AT&T has a good plan going, covering the smartphone niche from top to bottom with the iPhone and now the new Palm. The Centro seems to offer some nice features, like basic email and texting, along with access to music downloads, GPS navigation, an XM radio link, and live TV, for an additional price.

But what really interest me is the emerging mega-demographic buyer of smartphones – women. According to consumer buying data relased by Palm, more women than men purchased the Centro. In fact, the number of women was almost double the number of men.

The Centro's $100 price tag is an attractive selling point for budget conscious households – and we all know who runs budget conscious households – moms do.

Consequently, the Palm numbers are telling us that the smartphone consumer terrain is shifting. According to Nielson Mobile, the number of women buying smartphones nearly doubled to 10.4 million in the last year. Says Nielson: “The iPhone played a large role in this increase, with nearly one out of every three iPhones being owned by a woman. But companies like Research In Motion and Palm have also seen an increase in female ownership.”
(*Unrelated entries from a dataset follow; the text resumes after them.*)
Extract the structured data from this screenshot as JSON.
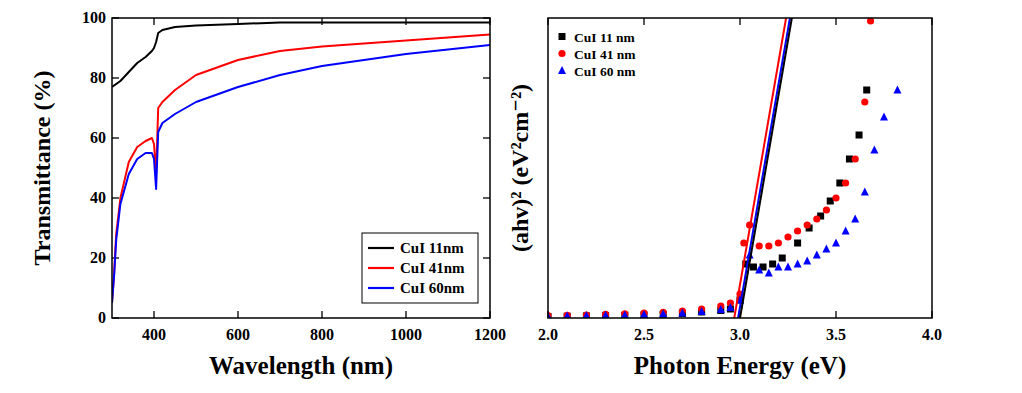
{
  "chart_data": [
    {
      "type": "line",
      "x_label": "Wavelength (nm)",
      "y_label": "Transmittance (%)",
      "xlim": [
        300,
        1200
      ],
      "ylim": [
        0,
        100
      ],
      "xticks": [
        400,
        600,
        800,
        1000,
        1200
      ],
      "yticks": [
        0,
        20,
        40,
        60,
        80,
        100
      ],
      "grid": false,
      "legend": "lower right",
      "series": [
        {
          "name": "CuI 11nm",
          "color": "#000000",
          "x": [
            300,
            320,
            340,
            360,
            380,
            395,
            400,
            405,
            410,
            420,
            450,
            500,
            600,
            700,
            800,
            1000,
            1200
          ],
          "values": [
            77,
            79,
            82,
            85,
            87,
            89,
            90,
            92,
            95,
            96,
            97,
            97.5,
            98,
            98.5,
            98.5,
            98.5,
            98.5
          ]
        },
        {
          "name": "CuI 41nm",
          "color": "#ff0000",
          "x": [
            300,
            305,
            310,
            320,
            340,
            360,
            380,
            395,
            400,
            405,
            410,
            420,
            450,
            500,
            600,
            700,
            800,
            900,
            1000,
            1100,
            1200
          ],
          "values": [
            5,
            15,
            28,
            40,
            52,
            57,
            59,
            60,
            58,
            48,
            70,
            72,
            76,
            81,
            86,
            89,
            90.5,
            91.5,
            92.5,
            93.5,
            94.5
          ]
        },
        {
          "name": "CuI 60nm",
          "color": "#0000ff",
          "x": [
            300,
            305,
            310,
            320,
            340,
            360,
            380,
            395,
            400,
            405,
            410,
            420,
            450,
            500,
            600,
            700,
            800,
            900,
            1000,
            1100,
            1200
          ],
          "values": [
            5,
            14,
            26,
            38,
            48,
            53,
            55,
            55,
            53,
            43,
            62,
            65,
            68,
            72,
            77,
            81,
            84,
            86,
            88,
            89.5,
            91
          ]
        }
      ]
    },
    {
      "type": "scatter",
      "x_label": "Photon Energy (eV)",
      "y_label": "(ahv)² (eV²cm⁻²)",
      "xlim": [
        2,
        4
      ],
      "ylim": [
        0,
        100
      ],
      "xticks": [
        {
          "value": 2,
          "label": "2.0"
        },
        2.5,
        {
          "value": 3,
          "label": "3.0"
        },
        3.5,
        {
          "value": 4,
          "label": "4.0"
        }
      ],
      "yticks": [],
      "tick_labels": "x",
      "grid": false,
      "legend": "upper left",
      "series": [
        {
          "name": "CuI 11 nm",
          "color": "#000000",
          "marker": "square",
          "x": [
            2.0,
            2.1,
            2.2,
            2.3,
            2.4,
            2.5,
            2.6,
            2.7,
            2.8,
            2.9,
            2.95,
            3.0,
            3.03,
            3.07,
            3.12,
            3.17,
            3.22,
            3.3,
            3.36,
            3.42,
            3.47,
            3.52,
            3.57,
            3.62,
            3.66
          ],
          "values": [
            0.5,
            0.6,
            0.7,
            0.8,
            0.9,
            1.0,
            1.2,
            1.5,
            2,
            2.5,
            3,
            6,
            18,
            17,
            17,
            18,
            20,
            25,
            30,
            34,
            39,
            45,
            53,
            61,
            76
          ]
        },
        {
          "name": "CuI 41 nm",
          "color": "#ff0000",
          "marker": "circle",
          "x": [
            2.0,
            2.1,
            2.2,
            2.3,
            2.4,
            2.5,
            2.6,
            2.7,
            2.8,
            2.9,
            2.95,
            3.0,
            3.02,
            3.05,
            3.1,
            3.15,
            3.2,
            3.25,
            3.3,
            3.35,
            3.4,
            3.45,
            3.5,
            3.55,
            3.6,
            3.65,
            3.68
          ],
          "values": [
            0.8,
            0.9,
            1.0,
            1.2,
            1.4,
            1.6,
            1.9,
            2.3,
            3,
            4,
            5,
            8,
            25,
            31,
            24,
            24,
            25,
            27,
            29,
            31,
            33,
            36,
            40,
            45,
            53,
            72,
            99
          ]
        },
        {
          "name": "CuI 60 nm",
          "color": "#0000ff",
          "marker": "triangle",
          "x": [
            2.0,
            2.1,
            2.2,
            2.3,
            2.4,
            2.5,
            2.6,
            2.7,
            2.8,
            2.9,
            2.95,
            3.0,
            3.05,
            3.1,
            3.15,
            3.2,
            3.25,
            3.3,
            3.35,
            3.4,
            3.45,
            3.5,
            3.55,
            3.6,
            3.65,
            3.7,
            3.75,
            3.82
          ],
          "values": [
            0.6,
            0.7,
            0.8,
            0.9,
            1.0,
            1.2,
            1.4,
            1.7,
            2.2,
            2.8,
            3.5,
            6,
            21,
            16,
            15,
            17,
            17,
            18,
            19,
            21,
            23,
            25,
            29,
            33,
            42,
            56,
            67,
            76
          ]
        },
        {
          "type": "line",
          "color": "#ff0000",
          "x": [
            2.97,
            3.24
          ],
          "values": [
            0,
            100
          ]
        },
        {
          "type": "line",
          "color": "#0000ff",
          "x": [
            2.99,
            3.26
          ],
          "values": [
            0,
            100
          ]
        },
        {
          "type": "line",
          "color": "#000000",
          "x": [
            3.0,
            3.27
          ],
          "values": [
            0,
            100
          ]
        }
      ]
    }
  ]
}
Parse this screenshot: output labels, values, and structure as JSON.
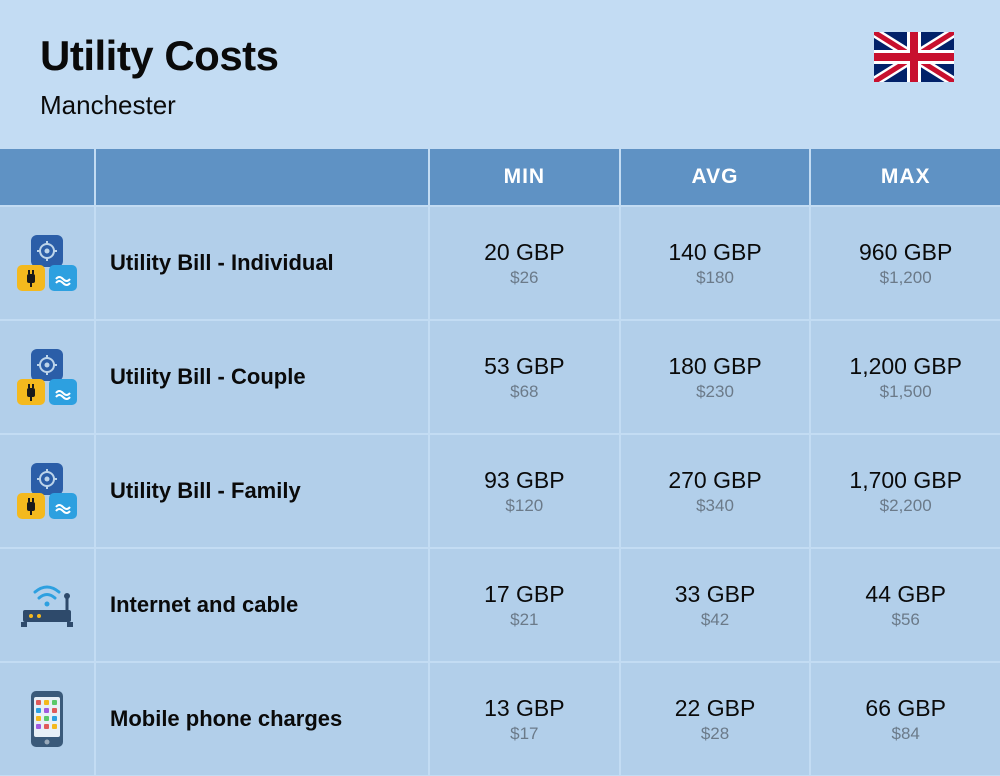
{
  "header": {
    "title": "Utility Costs",
    "subtitle": "Manchester",
    "flag_country": "United Kingdom"
  },
  "table": {
    "columns": [
      "MIN",
      "AVG",
      "MAX"
    ],
    "header_bg": "#5f92c4",
    "header_text_color": "#ffffff",
    "cell_bg": "#b2cfea",
    "page_bg": "#c3dcf3",
    "gbp_color": "#0a0a0a",
    "usd_color": "#6b7a89",
    "rows": [
      {
        "icon": "utility-cluster",
        "label": "Utility Bill - Individual",
        "min": {
          "gbp": "20 GBP",
          "usd": "$26"
        },
        "avg": {
          "gbp": "140 GBP",
          "usd": "$180"
        },
        "max": {
          "gbp": "960 GBP",
          "usd": "$1,200"
        }
      },
      {
        "icon": "utility-cluster",
        "label": "Utility Bill - Couple",
        "min": {
          "gbp": "53 GBP",
          "usd": "$68"
        },
        "avg": {
          "gbp": "180 GBP",
          "usd": "$230"
        },
        "max": {
          "gbp": "1,200 GBP",
          "usd": "$1,500"
        }
      },
      {
        "icon": "utility-cluster",
        "label": "Utility Bill - Family",
        "min": {
          "gbp": "93 GBP",
          "usd": "$120"
        },
        "avg": {
          "gbp": "270 GBP",
          "usd": "$340"
        },
        "max": {
          "gbp": "1,700 GBP",
          "usd": "$2,200"
        }
      },
      {
        "icon": "router",
        "label": "Internet and cable",
        "min": {
          "gbp": "17 GBP",
          "usd": "$21"
        },
        "avg": {
          "gbp": "33 GBP",
          "usd": "$42"
        },
        "max": {
          "gbp": "44 GBP",
          "usd": "$56"
        }
      },
      {
        "icon": "phone",
        "label": "Mobile phone charges",
        "min": {
          "gbp": "13 GBP",
          "usd": "$17"
        },
        "avg": {
          "gbp": "22 GBP",
          "usd": "$28"
        },
        "max": {
          "gbp": "66 GBP",
          "usd": "$84"
        }
      }
    ]
  },
  "icon_colors": {
    "gear_bg": "#2b5ea8",
    "plug_bg": "#f4b91e",
    "water_bg": "#2da0e0",
    "router_body": "#2e4a6b",
    "router_wave": "#2da0e0",
    "phone_body": "#3a5a7a",
    "phone_screen": "#e8f0f7"
  }
}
Nielson makes some compelling points about the growing power of female smartphone buyers, including how women are more price sensitive than men about their devices, and are half as likely to care if they've used a brand before.

But the capper on the jug for me – and a huge new opportunity for smartphone providers – is that the Nielson research also showed that women are the household financial gatekeepers, as 71% of them make decisions about their families' wireless choices.

With the iPhone and now the new Palm smartphone, AT&T is in a great position to land its products into the sweetest landing spot on earth – the household. With more women as the decision makers, and as more women make the consumer buying choices in the home, that’s a beautiful script for AT&T – one, in fact, that it could have written itself.